Egypt's Minister of Civil Aviation Sharif Fathy cut short a visit to Jeddah, Saudi Arabia and was returning to Cairo, according to Al Arabiya News Channel.
The minister was to give a press conference at the headquarters of the Civil Aviation Ministry in Cairo at 1.30pm (11.30am GMT).
Thursday's apparent crash comes in the wake of other incidents involving Egyptian aviation.
In March, a man used a fake explosive belt made of mobile phone covers and cables to force an Egyptair flight to land in Cyprus.
In October, a Russian passenger jet broke up in mid-air shortly after take-off from the resort of Sharm al-Sheikh in Egypt's Sinai Peninsula, killing all 224 people on board.

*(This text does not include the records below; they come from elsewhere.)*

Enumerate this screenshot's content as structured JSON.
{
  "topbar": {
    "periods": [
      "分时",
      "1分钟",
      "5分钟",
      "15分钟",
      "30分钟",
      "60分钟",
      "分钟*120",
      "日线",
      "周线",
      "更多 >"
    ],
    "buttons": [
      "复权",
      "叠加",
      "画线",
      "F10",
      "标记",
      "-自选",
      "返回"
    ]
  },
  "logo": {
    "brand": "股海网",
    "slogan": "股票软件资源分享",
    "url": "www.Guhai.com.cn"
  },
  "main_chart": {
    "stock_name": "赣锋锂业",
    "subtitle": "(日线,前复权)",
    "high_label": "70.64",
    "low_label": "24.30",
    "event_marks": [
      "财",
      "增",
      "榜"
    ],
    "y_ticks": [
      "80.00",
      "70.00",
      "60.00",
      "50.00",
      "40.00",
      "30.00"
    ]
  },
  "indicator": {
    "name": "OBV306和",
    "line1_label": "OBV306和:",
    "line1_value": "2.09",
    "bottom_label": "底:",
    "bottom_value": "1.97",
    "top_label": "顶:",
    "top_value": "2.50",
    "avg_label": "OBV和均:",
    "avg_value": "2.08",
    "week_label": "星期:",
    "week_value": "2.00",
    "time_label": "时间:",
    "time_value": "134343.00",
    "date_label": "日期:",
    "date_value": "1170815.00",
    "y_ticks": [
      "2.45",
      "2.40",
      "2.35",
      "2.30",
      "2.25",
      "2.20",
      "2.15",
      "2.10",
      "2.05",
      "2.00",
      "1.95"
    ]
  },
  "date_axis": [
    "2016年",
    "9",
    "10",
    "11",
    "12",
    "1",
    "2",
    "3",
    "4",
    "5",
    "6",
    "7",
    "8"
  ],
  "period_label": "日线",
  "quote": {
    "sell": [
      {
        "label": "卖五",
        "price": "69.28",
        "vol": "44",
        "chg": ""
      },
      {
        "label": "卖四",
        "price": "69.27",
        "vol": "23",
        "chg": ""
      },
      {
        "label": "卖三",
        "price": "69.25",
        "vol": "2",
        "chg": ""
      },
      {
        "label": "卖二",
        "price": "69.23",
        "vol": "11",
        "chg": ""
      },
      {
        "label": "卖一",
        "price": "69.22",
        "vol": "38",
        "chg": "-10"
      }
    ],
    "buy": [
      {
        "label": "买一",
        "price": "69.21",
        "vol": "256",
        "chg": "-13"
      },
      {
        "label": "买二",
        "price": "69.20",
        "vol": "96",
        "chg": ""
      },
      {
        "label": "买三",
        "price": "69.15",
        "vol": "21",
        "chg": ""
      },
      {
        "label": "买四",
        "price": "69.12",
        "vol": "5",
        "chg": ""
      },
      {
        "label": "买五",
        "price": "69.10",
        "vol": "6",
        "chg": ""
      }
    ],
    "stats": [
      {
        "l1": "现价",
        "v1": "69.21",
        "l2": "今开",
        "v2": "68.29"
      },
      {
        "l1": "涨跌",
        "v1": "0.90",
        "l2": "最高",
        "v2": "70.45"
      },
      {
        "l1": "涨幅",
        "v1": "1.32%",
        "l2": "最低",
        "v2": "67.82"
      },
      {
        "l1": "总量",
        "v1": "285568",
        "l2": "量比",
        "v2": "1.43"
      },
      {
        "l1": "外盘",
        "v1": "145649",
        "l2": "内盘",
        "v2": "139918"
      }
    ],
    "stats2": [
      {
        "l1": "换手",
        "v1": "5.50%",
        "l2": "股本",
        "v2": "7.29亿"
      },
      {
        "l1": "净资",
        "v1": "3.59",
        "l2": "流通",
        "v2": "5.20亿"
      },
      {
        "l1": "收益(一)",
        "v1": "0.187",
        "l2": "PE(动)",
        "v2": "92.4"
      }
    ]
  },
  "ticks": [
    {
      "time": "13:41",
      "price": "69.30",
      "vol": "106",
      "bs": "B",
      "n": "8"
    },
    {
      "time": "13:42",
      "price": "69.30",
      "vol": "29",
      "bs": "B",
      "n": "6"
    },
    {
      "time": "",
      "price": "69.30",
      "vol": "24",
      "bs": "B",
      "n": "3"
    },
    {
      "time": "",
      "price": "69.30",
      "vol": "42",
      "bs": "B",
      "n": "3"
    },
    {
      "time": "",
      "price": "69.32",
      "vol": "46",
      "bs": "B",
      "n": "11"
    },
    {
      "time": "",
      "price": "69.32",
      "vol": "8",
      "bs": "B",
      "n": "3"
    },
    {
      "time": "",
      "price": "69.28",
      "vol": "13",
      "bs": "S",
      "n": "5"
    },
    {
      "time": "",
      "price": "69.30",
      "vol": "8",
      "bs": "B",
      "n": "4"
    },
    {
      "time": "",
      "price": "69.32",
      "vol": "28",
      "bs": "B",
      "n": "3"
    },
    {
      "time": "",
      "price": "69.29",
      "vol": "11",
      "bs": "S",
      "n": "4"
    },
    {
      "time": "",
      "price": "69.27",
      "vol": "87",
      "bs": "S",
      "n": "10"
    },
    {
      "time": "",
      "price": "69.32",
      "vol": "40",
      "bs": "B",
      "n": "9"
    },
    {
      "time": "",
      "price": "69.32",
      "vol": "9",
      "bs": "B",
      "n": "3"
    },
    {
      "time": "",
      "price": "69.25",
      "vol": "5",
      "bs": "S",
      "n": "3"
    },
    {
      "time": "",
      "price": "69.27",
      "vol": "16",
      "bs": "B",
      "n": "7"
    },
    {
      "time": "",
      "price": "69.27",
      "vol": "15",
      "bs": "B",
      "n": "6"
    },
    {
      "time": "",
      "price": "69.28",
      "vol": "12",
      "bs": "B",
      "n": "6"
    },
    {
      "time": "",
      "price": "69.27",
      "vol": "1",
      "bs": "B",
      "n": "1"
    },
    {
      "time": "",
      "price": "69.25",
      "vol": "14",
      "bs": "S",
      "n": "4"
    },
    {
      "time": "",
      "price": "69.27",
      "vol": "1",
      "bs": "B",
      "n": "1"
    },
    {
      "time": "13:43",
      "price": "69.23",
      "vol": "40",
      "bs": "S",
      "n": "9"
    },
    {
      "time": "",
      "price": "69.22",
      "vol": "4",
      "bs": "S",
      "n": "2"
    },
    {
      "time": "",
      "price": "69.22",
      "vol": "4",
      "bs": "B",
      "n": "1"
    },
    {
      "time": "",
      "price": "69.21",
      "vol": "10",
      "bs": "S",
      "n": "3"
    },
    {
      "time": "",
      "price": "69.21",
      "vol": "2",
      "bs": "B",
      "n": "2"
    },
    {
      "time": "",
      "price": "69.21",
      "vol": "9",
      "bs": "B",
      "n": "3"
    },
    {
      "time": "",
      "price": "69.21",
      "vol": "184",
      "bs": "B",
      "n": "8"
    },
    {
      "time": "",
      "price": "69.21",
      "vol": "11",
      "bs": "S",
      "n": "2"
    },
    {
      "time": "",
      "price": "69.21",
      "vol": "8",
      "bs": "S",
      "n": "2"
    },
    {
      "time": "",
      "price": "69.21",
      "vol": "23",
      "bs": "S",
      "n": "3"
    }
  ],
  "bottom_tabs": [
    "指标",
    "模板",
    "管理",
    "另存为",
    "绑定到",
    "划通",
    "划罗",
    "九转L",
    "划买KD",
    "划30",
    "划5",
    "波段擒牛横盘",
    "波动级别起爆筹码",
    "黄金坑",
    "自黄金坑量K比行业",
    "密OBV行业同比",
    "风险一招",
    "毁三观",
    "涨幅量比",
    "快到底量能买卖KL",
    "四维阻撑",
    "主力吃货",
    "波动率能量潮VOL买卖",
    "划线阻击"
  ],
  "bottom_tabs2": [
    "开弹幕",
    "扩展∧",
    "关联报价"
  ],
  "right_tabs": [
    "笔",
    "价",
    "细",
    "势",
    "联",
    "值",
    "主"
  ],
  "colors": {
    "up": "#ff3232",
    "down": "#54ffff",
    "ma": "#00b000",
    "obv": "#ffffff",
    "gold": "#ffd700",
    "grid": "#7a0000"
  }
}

Russian authorities said that the incident was caused by a bomb. The Islamic State extremist group, which operates in Sinai, claimed responsibility and published a photograph of a soft drink can which it said had been filled with explosives and smuggled onto the flight.
To Moscow's annoyance, Egyptian authorities refused to categorise the incident as an act of terrorism for several months, until al-Sissi conceded the issue in February.
Russia banned all direct flights from Egypt as a result of the attack, a critical blow to the country's beleaguered tourism sector, which has been largely reliant on Russian customers in recent years.